На другое утро он украдкой, но со всею внимательностью пронаблюдал Рахматулло. Он нашел его обыкновенным: Рахматулло был весел, болтлив и одинаково ко всем доброжелателен. Жена его (ч-черт, как же ее зовут все-таки? Люся?.. Или Люда?.. Дуся, кажется…), жена Рахматулло показалась ему более грустной и озабоченной, чем обычно, и, присмотревшись, он с неприятным холодком в сердце обнаружил у нее на лице и на голой руке старательно запудренные, но явные синяки… Они снова остались в лагере вдвоем, и весь день он старательно держался от нее подальше, чувствуя себя при этом полнейшим ослом. Самое смешное – понос вроде бы отпустил его, он почти не бегал в кустики, мысли его освободились, и воображение работало… Впрочем, ничего нового в тот день не произошло.
Вечером он на радостях позволил себе плотно поужинать, и результат сказался незамедлительно. Он проснулся часа в два ночи и еле успел добежать до кустов. Все, кажется, начиналось сызнова.

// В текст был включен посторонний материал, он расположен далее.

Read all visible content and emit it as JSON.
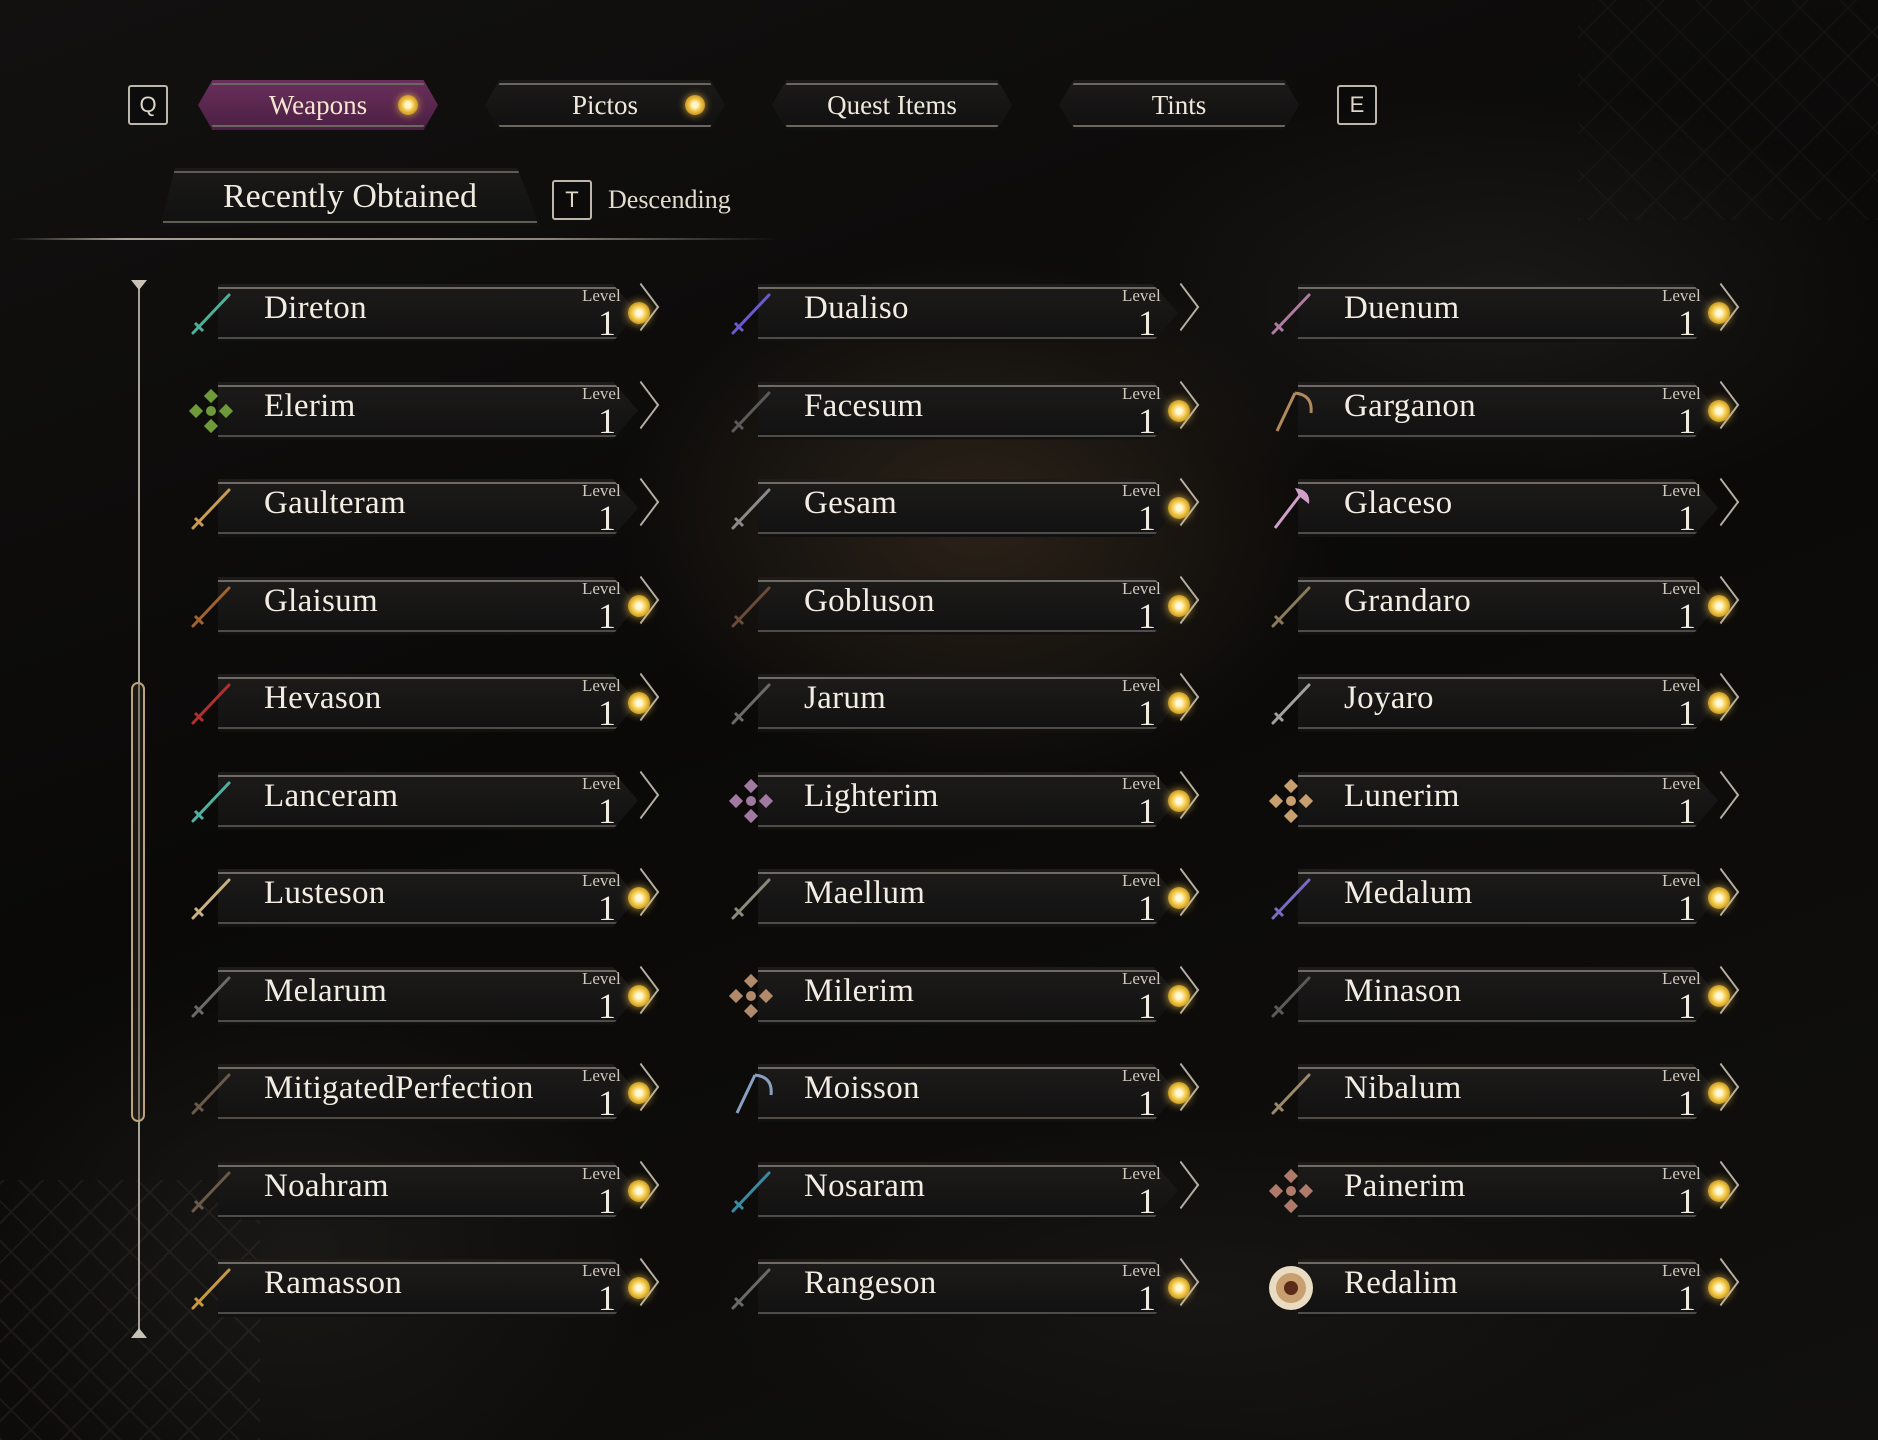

Чувствуя себя изнеможденным и поганым, он возвращался, нога за ногу, к своему покинутому ложу, ничего не видя в кромешной безлунной и беззвездной темноте, когда, добравшись уже до тутового дерева, он услышал вдруг негромкие, но вполне отчетливые звуки, настолько странные, настолько ни с чем не сообразные и ничему привычному не соответствующие, что он замер в неподвижности, напряженно прислушиваясь и не решаясь двигаться дальше. Там, впереди, где должна была стоять (и стояла, надо думать!) вожделенная его раскладушка, раздавалось какое-то быстрое чирканье, звяканье, шелест… и словно бы кашель… и какое-то подскуливание – не собачье, но и не человеческое тоже… Воображение его заметалось. Он старался, но не мог представить себе ничего такого, что могло бы оказаться источником этих звуков, он прижался к теплому мощному корявому стволу и стоял неподвижно, изо всех сил вглядываясь в медленно колышущуюся тьму, осознавши вдруг, что более отсюда не сделает ни шагу, по крайней мере, до тех пор, пока не поймет, что там, около его раскладушки, происходит.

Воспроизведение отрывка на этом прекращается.